Morgon sussurrò: — Har! — Un lieve sorriso balenò in quegli occhi luminosi. Il Lupo-Re si chinò a cingere le spalle di lui con un braccio fortissimo, e lo aiutò a mettersi in piedi.

— Benvenuto — disse l’uomo, sostenendolo con pazienza su per gli scalini. Aprì la grande porta e Io introdusse in un salone largo quanto il granaio di Akren, a un lato del quale campeggiava un enorme caminetto. La voce di Har esplose in quel silenzio, facendo sobbalzare e starnazzare una coppia di corvi appollaiati su una finestra: — Questa casa è forse andata in letargo per l’inverno? Portate cibo, vino, abiti asciutti, e presto. Non voglio diventare un vegliardo sdentato nell’attesa.

Numerosi servi assonnati e mezzo spogliati comparvero di corsa nel salone, inciampando in cinque o sei cani uggiolanti che si precipitavano al richiamo del padrone. Un mezzo tronco d’albero e fasci di sterpi vennero piazzati sulle braci semispente del camino, e nuvole di scintille rombarono su per la canna fumaria. Sulle spalle di Har venne deposto un mantello di lana bianca; Morgon si vide letteralmente strappare di dosso gli abiti fradici prima ancora d’essersi potuto guardare attorno: dalla testa gli fu infilata una lunga tunica di lana, e qualcuno gli coprì le spalle con un mantello di pelliccia multicolore. Vassoi di cibo furono piazzati a scaldarsi sulle apposite grate del camino; Morgon quasi ansimò nel sentire l’odore del pane caldo e della carne arrosto. Gli parve di sognare mentre Har lo fece sedere al tavolo dinnanzi alle fiamme scoppiettanti e gli avvicinò un boccale alle labbra; il vino, freddo e secco, gli fu quasi forzato in bocca. Lo ingoiò avidamente, sforzandosi di non soffocare, e subito sentì il sangue tornare a scorrergli lentamente, dolorosamente, nelle membra intorpidite.
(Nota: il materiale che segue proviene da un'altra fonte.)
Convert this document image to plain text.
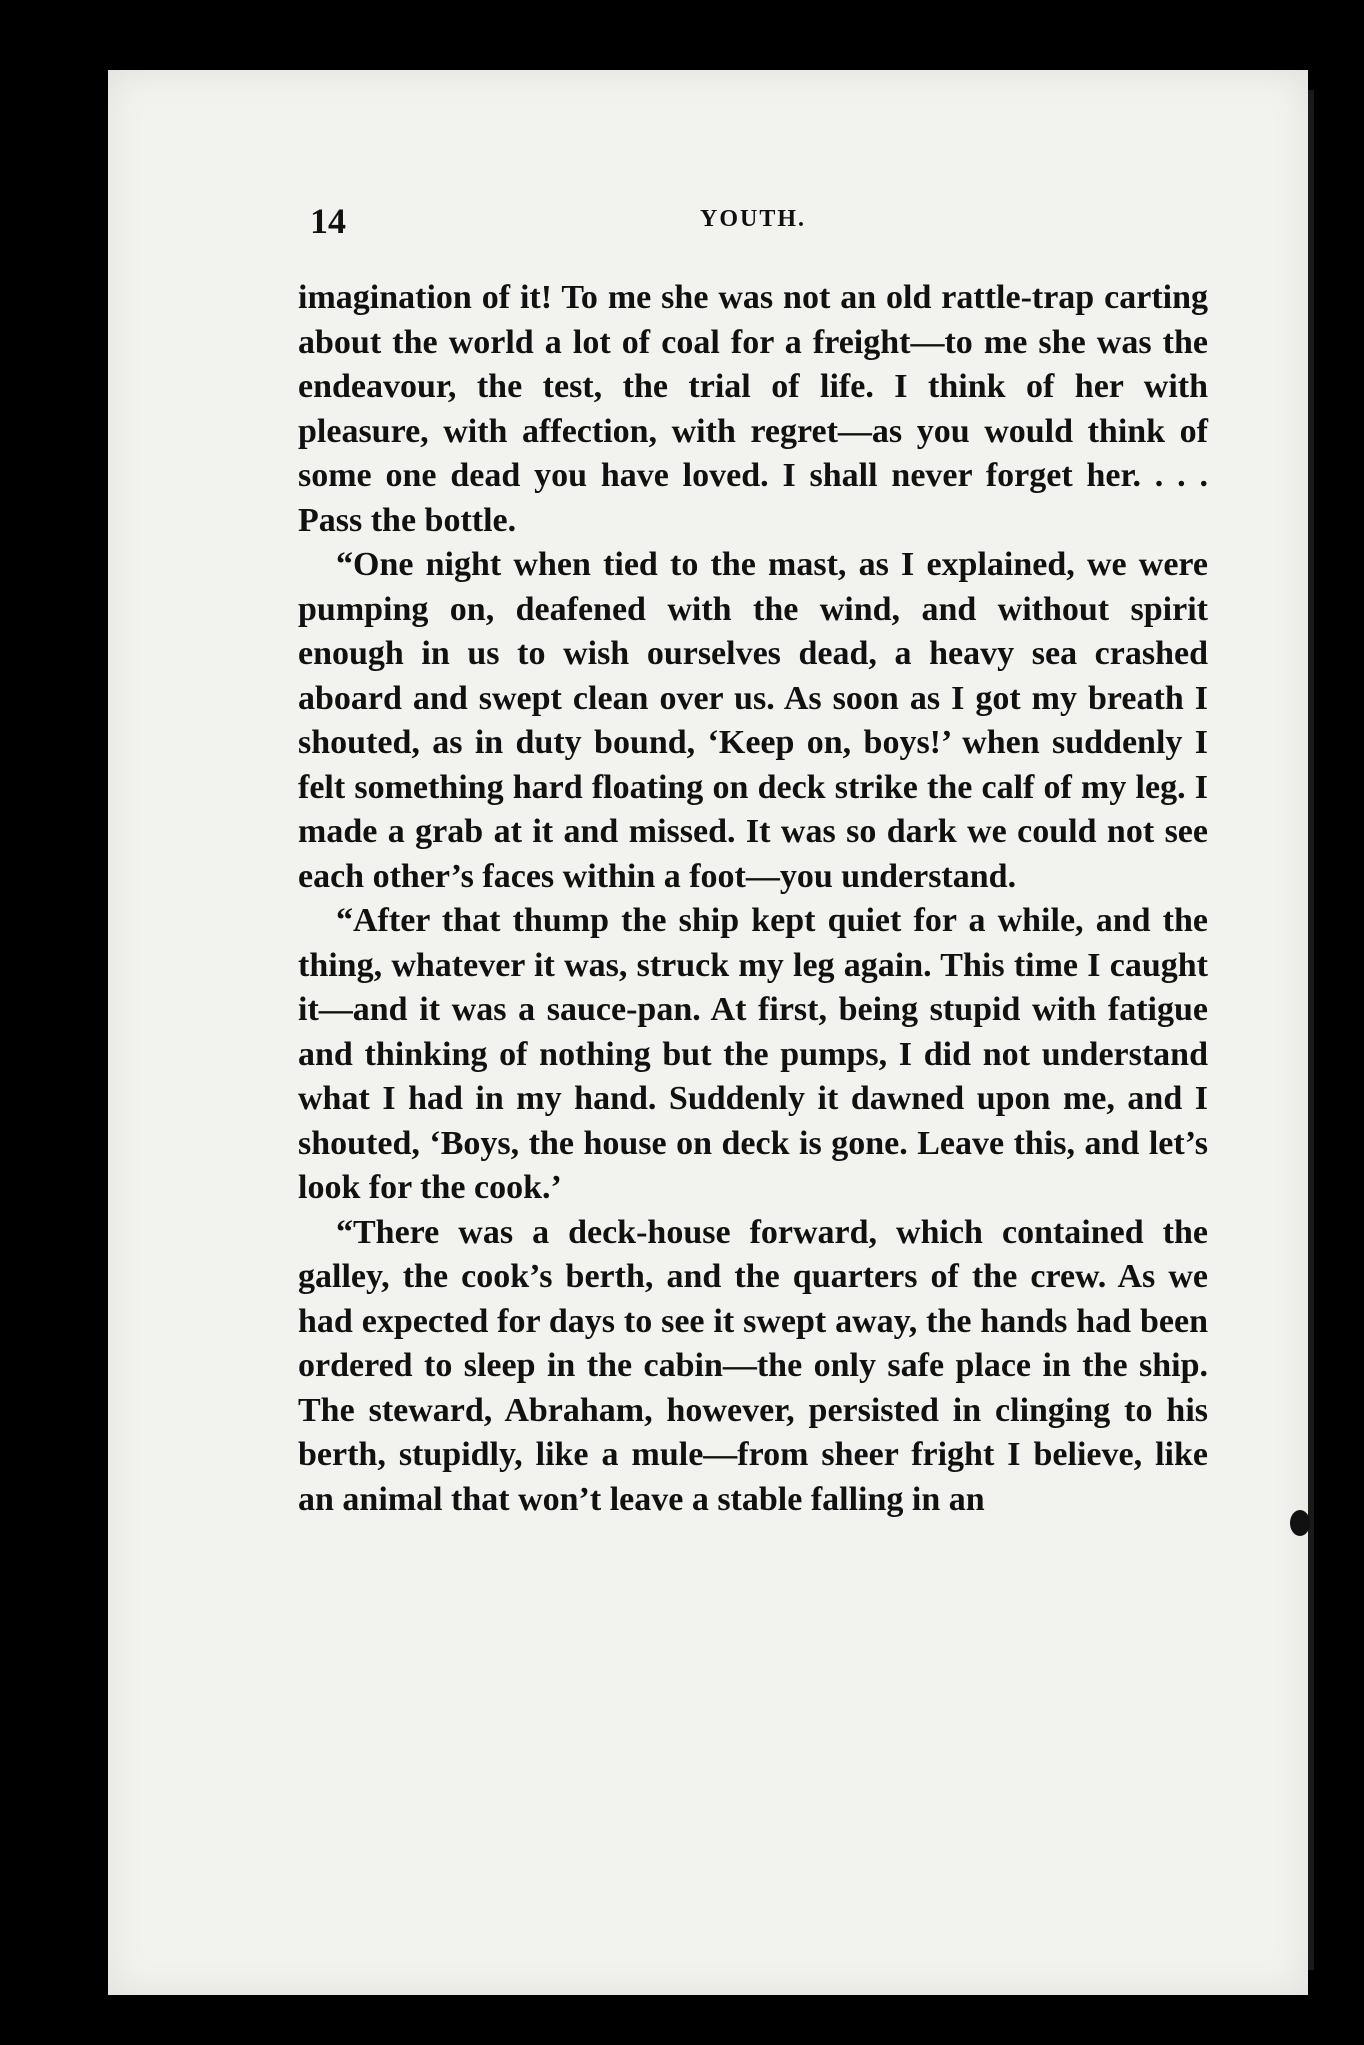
14	YOUTH.

imagination of it! To me she was not an old rattle-trap carting about the world a lot of coal for a freight—to me she was the endeavour, the test, the trial of life. I think of her with pleasure, with affection, with regret—as you would think of some one dead you have loved. I shall never forget her. . . . Pass the bottle.

“One night when tied to the mast, as I explained, we were pumping on, deafened with the wind, and without spirit enough in us to wish ourselves dead, a heavy sea crashed aboard and swept clean over us. As soon as I got my breath I shouted, as in duty bound, ‘Keep on, boys!’ when suddenly I felt something hard floating on deck strike the calf of my leg. I made a grab at it and missed. It was so dark we could not see each other’s faces within a foot—you understand.

“After that thump the ship kept quiet for a while, and the thing, whatever it was, struck my leg again. This time I caught it—and it was a sauce-pan. At first, being stupid with fatigue and thinking of nothing but the pumps, I did not understand what I had in my hand. Suddenly it dawned upon me, and I shouted, ‘Boys, the house on deck is gone. Leave this, and let’s look for the cook.’

“There was a deck-house forward, which contained the galley, the cook’s berth, and the quarters of the crew. As we had expected for days to see it swept away, the hands had been ordered to sleep in the cabin—the only safe place in the ship. The steward, Abraham, however, persisted in clinging to his berth, stupidly, like a mule—from sheer fright I believe, like an animal that won’t leave a stable falling in an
Una donna entrò e si avvicinò al tavolo, mentre cominciavano a servirsi del cibo. Era anziana, con un volto energico e piacevole, e capelli color dell’avorio riuniti in due trecce lunghe fino alle ginocchia. Davanti al fuoco rallentò il passo, terminando di allacciarsi la cintura dell’abito, ed i suoi occhi esplorarono con calma sia il volto di Har che quello di Morgon.
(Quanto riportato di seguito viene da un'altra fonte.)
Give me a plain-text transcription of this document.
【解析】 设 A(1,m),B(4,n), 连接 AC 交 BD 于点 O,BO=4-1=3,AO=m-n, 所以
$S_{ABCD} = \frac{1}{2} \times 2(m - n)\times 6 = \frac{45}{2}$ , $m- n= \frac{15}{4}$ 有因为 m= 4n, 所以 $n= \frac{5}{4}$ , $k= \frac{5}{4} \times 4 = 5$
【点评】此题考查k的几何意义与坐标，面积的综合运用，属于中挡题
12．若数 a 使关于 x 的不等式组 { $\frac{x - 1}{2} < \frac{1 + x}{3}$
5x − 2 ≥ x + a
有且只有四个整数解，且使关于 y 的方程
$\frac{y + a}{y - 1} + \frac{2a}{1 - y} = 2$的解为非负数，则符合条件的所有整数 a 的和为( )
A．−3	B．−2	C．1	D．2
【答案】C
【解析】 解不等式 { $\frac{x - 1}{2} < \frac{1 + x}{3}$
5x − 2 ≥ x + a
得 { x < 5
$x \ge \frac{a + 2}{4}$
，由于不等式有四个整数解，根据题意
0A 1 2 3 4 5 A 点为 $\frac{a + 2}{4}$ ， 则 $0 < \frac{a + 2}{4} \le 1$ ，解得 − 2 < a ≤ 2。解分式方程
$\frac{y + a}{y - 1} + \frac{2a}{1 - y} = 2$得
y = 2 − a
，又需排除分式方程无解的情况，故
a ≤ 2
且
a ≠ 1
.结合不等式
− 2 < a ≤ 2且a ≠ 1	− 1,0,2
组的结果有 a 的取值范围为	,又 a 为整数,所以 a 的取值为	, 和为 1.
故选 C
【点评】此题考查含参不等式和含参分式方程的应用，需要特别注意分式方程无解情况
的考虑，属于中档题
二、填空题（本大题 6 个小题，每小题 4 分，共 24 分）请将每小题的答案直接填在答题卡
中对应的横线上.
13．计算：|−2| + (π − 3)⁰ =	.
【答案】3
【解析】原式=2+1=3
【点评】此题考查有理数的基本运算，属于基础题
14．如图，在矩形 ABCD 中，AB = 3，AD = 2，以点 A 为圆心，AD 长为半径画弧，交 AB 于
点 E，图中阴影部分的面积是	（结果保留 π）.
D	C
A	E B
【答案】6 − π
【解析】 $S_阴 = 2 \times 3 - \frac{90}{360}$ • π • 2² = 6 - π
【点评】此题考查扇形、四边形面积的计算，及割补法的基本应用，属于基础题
Sorrise, si chinò a baciare dolcemente Har su una guancia e poi gli poggiò una mano su una spalla. — Bentornato a casa. Chi hai portato con te, questa volta?

— Il Principe di Hed.

Morgon si volse a fissarlo di scatto, e i suoi occhi catturarono quelli di Har in una domanda senza parole. Il sorrisetto del Lupo-Re si attenuò un poco. Disse: — Ho uno speciale talento per i nomi. Lo insegnerò anche a te. Questa è la mia sposa, Aia. — Si volse a lei. — L’ho trovato che vagava a piedi nella tempesta, sulla riva dell’Ose. Quando assumo le spoglie di un vesta me ne capitano di tutti i colori; una volta un cacciatore mi ha perfino preso in una rete, a Monte Fosco, prima di capire chi ero; ma non m’era mai accaduto che un uomo, ricercato da metà dei mercanti del reame e smarrito fra la neve, mi nutrisse col suo ultimo pezzo di pane. — Tornò a osservare Morgon, che aveva smesso di mangiare. La sua voce suonò morbida nel crepitare del fuoco: — Voi e io siamo maestri degli enigmi; non intendo fare nessuna gara con voi. So qualcosa di voi, ma non abbastanza. Ad esempio, non so cosa vi conduce al Monte Erlenstar, né da chi vi state nascondendo. Ma voglio saperlo. Vi darò tutto ciò che mi chiederete, informazioni o aiuto, in cambio di una cosa sola. Se voi non foste venuto nella mia terra sarei stato io a cercarvi, in una forma o nell’altra: magari come un vecchio corvo, o sotto le spoglie di un mercante disposto a barattare oggetti per un’informazione. Vi avrei cercato.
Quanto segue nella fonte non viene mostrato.